Festrede am Röntgenplatz

Wir alle haben eines gemeinsam heute Abend: Wir sind sehr gerne hier am Röntgenplatzfest im Kreis 5! Die Gründe dafür sind vielfältig und bei mir zunächst einmal ganz persönlich: So ist meine Grossmutter, die ich sehr verehrt habe, hier aufgewachsen. Und meine Frau hat den Kreis 5 während 12 Jahren im Kantonsrat vertreten.

Über das rein Persönliche hinaus fühle ich mich einfach wohl im Kreis 5. Er ist für mich ein besonderer Ort – der Schmelztiegel der Stadt Zürich. Hier findet auf engstem Raum eine Durchmischung der verschiedensten Kulturen statt. Hier waren und sind Lebensentwürfe möglich, die anderswo mehr Zeit in Anspruch genommen haben, bis sie akzeptiert wurden. Das gefällt allen, die für eine offene, freiheitliche, solidarische Gesellschaft eintreten. Der Kreis 5 ist aber natürlich nicht nur Trendsetter für neue Lebensmodelle, sondern auch eine gute Umgebung für traditionelle Familien.
Die Offenheit, die der Kreis 5 ausstrahlt, schlägt sich auch bei politischen Entscheidungen nieder. Wenn andere Gegenden in diesem Land noch darüber nachdenken, ob sich eine Frage überhaupt irgendwann einmal stellen wird oder nicht, geht der Kreis 5 mutig voran.
Hier ist die Wiege der Schweizerischen Eisenbahnen. Hier hat die erste Eisenbahn der Schweiz, die Spanisch-Brötli-Bahn Zürich-Baden, den Kreis 5 (das Industriequartier) von der damaligen Gemeinde Aussersihl abgetrennt. Die Eisenbahner sind geblieben.

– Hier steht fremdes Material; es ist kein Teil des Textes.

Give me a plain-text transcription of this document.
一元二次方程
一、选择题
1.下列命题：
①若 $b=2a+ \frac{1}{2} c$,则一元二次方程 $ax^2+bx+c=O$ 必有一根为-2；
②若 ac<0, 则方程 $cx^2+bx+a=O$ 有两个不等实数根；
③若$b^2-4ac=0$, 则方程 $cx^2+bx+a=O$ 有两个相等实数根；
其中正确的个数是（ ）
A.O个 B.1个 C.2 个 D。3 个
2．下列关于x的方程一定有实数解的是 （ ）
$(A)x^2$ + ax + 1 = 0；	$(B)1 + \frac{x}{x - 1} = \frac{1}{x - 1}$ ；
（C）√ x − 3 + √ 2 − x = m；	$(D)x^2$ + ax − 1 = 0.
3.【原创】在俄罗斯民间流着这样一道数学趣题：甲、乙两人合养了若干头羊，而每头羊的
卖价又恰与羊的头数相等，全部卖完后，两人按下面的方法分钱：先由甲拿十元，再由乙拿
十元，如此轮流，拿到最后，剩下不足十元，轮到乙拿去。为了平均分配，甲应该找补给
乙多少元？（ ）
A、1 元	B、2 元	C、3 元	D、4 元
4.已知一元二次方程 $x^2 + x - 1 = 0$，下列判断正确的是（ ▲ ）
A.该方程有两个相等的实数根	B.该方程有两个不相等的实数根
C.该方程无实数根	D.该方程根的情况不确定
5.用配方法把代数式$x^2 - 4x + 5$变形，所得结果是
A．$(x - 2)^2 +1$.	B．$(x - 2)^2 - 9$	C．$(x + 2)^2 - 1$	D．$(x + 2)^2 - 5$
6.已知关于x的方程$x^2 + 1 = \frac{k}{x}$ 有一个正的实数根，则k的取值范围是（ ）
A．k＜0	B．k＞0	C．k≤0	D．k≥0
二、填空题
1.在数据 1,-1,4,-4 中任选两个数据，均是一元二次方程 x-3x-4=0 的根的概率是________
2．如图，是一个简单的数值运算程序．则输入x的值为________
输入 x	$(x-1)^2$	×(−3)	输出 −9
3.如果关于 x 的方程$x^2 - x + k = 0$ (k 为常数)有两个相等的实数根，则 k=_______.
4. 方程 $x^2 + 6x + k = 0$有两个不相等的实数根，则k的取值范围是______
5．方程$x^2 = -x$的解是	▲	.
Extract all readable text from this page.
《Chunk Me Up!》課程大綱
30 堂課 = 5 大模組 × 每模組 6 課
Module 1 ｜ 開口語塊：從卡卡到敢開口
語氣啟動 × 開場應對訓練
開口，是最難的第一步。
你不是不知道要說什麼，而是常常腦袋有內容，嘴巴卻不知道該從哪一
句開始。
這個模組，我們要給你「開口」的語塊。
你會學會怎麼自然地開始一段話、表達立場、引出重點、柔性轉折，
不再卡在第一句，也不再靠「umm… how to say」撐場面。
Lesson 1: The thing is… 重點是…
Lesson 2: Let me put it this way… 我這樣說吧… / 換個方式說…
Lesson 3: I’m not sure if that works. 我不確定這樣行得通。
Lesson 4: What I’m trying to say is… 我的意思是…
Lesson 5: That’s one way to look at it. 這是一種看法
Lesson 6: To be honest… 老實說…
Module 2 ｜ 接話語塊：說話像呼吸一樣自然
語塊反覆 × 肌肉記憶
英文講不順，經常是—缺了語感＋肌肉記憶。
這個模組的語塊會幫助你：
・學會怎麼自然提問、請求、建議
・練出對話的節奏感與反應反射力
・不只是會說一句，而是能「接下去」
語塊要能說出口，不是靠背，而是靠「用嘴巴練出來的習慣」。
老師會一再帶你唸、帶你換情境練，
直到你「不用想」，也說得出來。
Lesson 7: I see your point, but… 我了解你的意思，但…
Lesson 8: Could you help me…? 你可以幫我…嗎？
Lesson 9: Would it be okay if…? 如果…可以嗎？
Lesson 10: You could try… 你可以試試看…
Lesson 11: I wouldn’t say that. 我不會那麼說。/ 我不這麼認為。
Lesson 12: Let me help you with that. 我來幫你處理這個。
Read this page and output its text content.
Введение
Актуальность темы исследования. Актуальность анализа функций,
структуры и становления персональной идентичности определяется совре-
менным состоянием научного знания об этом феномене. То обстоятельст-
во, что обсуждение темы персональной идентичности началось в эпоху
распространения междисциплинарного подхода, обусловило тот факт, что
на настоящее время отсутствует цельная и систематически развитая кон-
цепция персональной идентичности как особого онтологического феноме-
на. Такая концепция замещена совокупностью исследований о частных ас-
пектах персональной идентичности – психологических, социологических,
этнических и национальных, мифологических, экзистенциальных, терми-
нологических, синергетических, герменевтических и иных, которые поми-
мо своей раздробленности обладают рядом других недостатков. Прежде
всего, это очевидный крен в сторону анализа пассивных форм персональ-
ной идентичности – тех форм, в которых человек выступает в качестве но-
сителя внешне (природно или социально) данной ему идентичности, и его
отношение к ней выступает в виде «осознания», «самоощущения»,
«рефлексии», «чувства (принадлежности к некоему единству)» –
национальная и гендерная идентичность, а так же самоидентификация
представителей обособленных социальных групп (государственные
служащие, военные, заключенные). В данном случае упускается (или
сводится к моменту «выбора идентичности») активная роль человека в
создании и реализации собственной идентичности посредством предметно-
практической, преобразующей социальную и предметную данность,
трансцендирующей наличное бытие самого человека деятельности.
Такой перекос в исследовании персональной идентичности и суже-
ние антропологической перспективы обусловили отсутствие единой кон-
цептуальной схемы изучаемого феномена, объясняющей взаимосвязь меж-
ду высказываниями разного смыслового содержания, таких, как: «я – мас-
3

Und viele andere Migranten sind ihnen gefolgt.
Es war in Zürich und mit ganz massgeblichem Einfluss der Kreises 5, als die Linke mit Jakob Vogelsanger 1890 ihren ersten Nationalratssitz überhaupt errungen hat.
Es ist hier, wo die Wohngenossenschaftsbewegung immer ausgesprochen stark war und wo sie auch erfolgreich mitgekämpft hat, dass der Röntgenplatz vor über 30 Jahren verkehrsfrei wurde.
Und es ist hier, wo viel mehr als anderswo die Personenfreizügigkeit mit Europa begrüsst wird. Ich habe überhaupt kein Verständnis dafür, dass die Gegner der Personenfreizügigkeit mit nationalistischen Parolen insbesondere den Osten Europas und die Menschen, die dort leben, zum Hort alles Bösen heraufstilisieren. Und genau so wenig habe ich Verständnis für die Ecopop-Initiative, die dasselbe unter einem grünen Deckmäntelchen bewirken will. Die Berliner Mauer ist seit 1989 weg – zum Glück! In manchen Köpfen ist sie geblieben, leider.
Bei vielen politischen Entscheidungen wünschte man dem Kanton Zürich und dem Rest der Schweiz mehr Kreis 5. Ich halte es deshalb für eine ausgesprochen schlechte Idee, wenn sich die Stadt Zürich und mit ihm auch der Kreis 5 zu einem neuen Halbkanton formieren würden, auch wenn dies selbst linke Politikerinnen immer wieder gefordert haben. Daran können wir alle kein Interesse haben. Wir wollen eine offene und solidarische Gesellschaft in der Stadt Zürich und im ganzen Kanton. Dafür kämpfe ich auch als Regierungsrat. Und das geht nicht ohne die Stadt Zürich und insbesondere ohne den Kreis 5. Bitte bleibt also alle da und verändert den Kanton weiter mit. Es lohnt sich, auch wenn es manchmal vielleicht ein wenig länger dauert als hier im Kreis 5.
Und jetzt freue ich mich auf das Röntgenplatzfest. Dieses Fest vereint ja alle positiven Eigenschaften des Kreises 5 auf engstem Raum. Die Atmosphäre an diesem Anlass ist einmalig, die Stimmung offen, engagiert und herzlich. An einer Veranstaltung für Neumitglieder der SP bin ich einmal gefragt worden, welches der beste Grund sei, in der SP zu politisieren. Ich habe erklärt, dies sei das Röntgenplatzfest. Weil dort linke Politik an einem wunderschönen Fest zelebriert wird. Und wenn sich linke Politik mit Lebensfreude paart, so ist dies eine Kombination, die schlicht unschlagbar ist. Selbstverständlich auch in diesem Jahr. Ich wünsche Euch allen ein schönes Röntgenplatzfest 2014!